Sekonyong pak Iwan bangkit dari duduknya, ia mengacungkan dua jempol tangan ke arah pak Farid, “Wuuiiihhhh, canggih, canggih. Pernyataan pak Farid bernilai gizi tinggi. Kali ini saya sangat setuju.”

Pak Agus terkekeh melihat tingkah pak Iwan, “Sudahlah, pak Iwan. Jangan terlalu memuji pak Farid, bisa-bisa terbang dia nanti.”

Suara hiruk pikuk siswa yang dari tadi masih sibuk membeli makanan kesukaannya, tidak menjadikan pembahasan pak Herman dan kawan-kawan terganggu. Sesekali pak Agus menggoda anak-anak yang sedang belanja dengan candaan ringan.

“Makan, nak. Makan sampai kenyang. Habis ini tidak ada lagi yang keluar ke kantin saat jam belajar.”

“Faulin, sudah berapa piring yang habis?” tanya pak Faisal sambil meletakkan hp nya di atas meja.

Faulin adalah murid yang paling besar badannya di sekolah, dia sangat disayangi oleh teman-teman dekatnya, “Baru satu, pak. Nanti tambah lagi saat masuk jamnya pak Edy.”

Pak Iwan, pak Agus, pak Romi, dan pak Faisal tertawa mendengar jawaban Faulin.
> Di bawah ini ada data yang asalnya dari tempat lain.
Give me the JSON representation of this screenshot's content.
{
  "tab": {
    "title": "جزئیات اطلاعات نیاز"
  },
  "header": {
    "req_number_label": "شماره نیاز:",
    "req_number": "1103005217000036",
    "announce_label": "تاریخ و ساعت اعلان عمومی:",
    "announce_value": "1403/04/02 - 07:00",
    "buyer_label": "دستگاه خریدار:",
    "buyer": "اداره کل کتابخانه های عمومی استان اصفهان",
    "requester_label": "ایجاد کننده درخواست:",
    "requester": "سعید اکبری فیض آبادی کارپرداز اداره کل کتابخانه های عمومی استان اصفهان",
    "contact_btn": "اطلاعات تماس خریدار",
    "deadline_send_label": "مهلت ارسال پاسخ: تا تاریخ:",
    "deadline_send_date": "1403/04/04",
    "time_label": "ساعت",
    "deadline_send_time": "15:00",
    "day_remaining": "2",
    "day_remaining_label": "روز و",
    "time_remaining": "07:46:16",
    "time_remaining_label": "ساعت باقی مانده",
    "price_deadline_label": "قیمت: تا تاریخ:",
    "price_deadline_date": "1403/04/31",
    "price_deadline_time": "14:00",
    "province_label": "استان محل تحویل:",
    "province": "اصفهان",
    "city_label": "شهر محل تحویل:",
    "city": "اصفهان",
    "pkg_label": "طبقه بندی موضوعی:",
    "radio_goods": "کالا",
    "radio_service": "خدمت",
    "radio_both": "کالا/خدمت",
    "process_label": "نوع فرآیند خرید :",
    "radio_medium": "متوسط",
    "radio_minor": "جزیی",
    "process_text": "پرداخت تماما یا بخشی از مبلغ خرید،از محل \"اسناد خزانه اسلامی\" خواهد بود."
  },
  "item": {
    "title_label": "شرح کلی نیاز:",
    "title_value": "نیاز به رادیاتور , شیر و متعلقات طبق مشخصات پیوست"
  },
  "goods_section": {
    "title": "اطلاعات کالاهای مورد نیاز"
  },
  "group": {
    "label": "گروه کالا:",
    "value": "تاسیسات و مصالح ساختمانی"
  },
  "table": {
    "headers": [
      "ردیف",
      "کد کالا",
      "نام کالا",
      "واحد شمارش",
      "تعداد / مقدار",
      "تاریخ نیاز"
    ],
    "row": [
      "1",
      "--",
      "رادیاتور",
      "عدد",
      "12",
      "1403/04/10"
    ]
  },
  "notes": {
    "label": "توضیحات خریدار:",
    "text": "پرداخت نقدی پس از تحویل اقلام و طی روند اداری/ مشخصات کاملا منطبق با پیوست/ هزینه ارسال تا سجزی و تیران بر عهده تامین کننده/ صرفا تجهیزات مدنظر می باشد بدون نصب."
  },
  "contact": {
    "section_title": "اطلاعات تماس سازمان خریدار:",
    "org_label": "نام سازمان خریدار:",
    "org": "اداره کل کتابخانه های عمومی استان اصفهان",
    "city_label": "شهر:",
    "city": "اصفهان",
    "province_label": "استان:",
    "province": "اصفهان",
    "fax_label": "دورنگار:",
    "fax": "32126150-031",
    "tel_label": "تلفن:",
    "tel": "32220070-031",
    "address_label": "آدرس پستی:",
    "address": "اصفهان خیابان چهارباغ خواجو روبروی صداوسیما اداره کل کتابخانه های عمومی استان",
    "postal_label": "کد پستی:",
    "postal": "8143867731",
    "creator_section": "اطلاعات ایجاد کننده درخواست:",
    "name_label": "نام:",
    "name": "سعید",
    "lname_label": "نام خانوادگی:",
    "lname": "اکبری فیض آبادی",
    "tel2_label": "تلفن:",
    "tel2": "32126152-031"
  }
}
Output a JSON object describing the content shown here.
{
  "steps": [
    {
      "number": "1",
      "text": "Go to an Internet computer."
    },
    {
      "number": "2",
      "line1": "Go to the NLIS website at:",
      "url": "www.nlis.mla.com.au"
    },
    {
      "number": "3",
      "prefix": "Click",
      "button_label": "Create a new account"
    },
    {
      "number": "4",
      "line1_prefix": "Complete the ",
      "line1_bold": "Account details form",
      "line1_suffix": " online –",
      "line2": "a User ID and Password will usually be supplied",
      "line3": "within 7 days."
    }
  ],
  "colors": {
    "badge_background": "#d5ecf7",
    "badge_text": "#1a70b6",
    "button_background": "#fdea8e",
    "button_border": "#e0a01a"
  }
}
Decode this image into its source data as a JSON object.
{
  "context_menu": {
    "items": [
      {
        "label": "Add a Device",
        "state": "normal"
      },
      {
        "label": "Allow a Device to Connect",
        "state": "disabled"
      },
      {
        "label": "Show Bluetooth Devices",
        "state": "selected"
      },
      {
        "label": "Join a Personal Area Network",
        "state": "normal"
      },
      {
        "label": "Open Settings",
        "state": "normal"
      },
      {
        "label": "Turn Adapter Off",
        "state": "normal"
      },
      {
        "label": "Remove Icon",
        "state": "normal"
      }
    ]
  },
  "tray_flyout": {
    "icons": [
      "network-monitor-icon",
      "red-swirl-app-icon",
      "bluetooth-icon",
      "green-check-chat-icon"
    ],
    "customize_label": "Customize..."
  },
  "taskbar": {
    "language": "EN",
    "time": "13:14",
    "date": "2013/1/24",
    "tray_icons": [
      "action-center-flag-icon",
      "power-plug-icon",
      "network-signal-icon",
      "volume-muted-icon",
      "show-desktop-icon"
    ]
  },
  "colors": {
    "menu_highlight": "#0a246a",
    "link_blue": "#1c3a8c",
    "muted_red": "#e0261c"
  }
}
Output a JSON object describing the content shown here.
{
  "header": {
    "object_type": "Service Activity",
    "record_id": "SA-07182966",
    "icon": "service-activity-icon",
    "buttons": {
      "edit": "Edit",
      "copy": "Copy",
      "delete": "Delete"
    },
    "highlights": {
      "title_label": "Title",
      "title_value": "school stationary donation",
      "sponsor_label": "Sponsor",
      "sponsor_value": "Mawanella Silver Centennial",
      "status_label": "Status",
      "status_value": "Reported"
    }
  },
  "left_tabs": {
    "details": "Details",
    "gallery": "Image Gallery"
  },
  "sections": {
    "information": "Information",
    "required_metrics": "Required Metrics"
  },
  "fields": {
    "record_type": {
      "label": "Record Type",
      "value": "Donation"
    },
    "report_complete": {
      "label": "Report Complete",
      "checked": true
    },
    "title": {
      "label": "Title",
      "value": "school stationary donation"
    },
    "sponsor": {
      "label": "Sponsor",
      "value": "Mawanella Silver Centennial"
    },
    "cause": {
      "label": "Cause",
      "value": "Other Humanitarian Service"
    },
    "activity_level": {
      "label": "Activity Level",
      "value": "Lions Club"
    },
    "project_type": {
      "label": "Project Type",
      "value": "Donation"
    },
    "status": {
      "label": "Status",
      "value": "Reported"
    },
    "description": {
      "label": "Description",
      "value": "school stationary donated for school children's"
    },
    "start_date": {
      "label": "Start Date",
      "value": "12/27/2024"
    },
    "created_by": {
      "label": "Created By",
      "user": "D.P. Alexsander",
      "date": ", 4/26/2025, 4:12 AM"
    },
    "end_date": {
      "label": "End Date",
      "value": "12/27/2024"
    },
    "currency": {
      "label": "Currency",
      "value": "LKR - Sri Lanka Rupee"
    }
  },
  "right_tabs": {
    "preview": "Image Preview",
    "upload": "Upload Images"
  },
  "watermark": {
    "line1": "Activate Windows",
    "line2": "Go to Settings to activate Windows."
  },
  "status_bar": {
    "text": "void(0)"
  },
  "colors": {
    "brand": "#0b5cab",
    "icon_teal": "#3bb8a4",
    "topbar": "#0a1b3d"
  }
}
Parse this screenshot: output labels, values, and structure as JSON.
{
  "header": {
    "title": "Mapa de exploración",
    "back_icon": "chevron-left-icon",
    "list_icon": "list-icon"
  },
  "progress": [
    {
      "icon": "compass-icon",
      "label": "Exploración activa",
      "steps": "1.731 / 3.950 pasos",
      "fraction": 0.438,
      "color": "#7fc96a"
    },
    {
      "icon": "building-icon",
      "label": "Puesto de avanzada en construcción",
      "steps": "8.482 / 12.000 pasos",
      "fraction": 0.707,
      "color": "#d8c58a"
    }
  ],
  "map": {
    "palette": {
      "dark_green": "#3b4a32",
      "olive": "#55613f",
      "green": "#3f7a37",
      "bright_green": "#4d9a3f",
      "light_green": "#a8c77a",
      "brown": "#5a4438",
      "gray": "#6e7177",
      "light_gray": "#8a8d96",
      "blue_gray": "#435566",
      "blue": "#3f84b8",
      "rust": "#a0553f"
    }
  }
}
Hanya pak Jaelani, pak Herman, dan pak Farid yang pikirannya masih menerawang mencari susunan argumentasi supaya bisa unggul dalam diskusi kali ini.

“Siswa zaman sekarang berbeda dengan siswa di zaman kita dulu, pak Jen. Dulu kalau kita tahu akan berpapasan dengan guru di jalan, kita akan mancari jalan lain supaya tidak bertemu dengan guru. Itu karena saking takutnya kita sama guru kita. Anak-anak sekarang, jangankan ngomong permisi, di depan guru-gurunya mereka berlarian kejar-kejaran, nggak ada hiraunya sama sekali dengan keberadaan guru,” nada bicara pak Herman sebagai guru PJOK mulai tegang.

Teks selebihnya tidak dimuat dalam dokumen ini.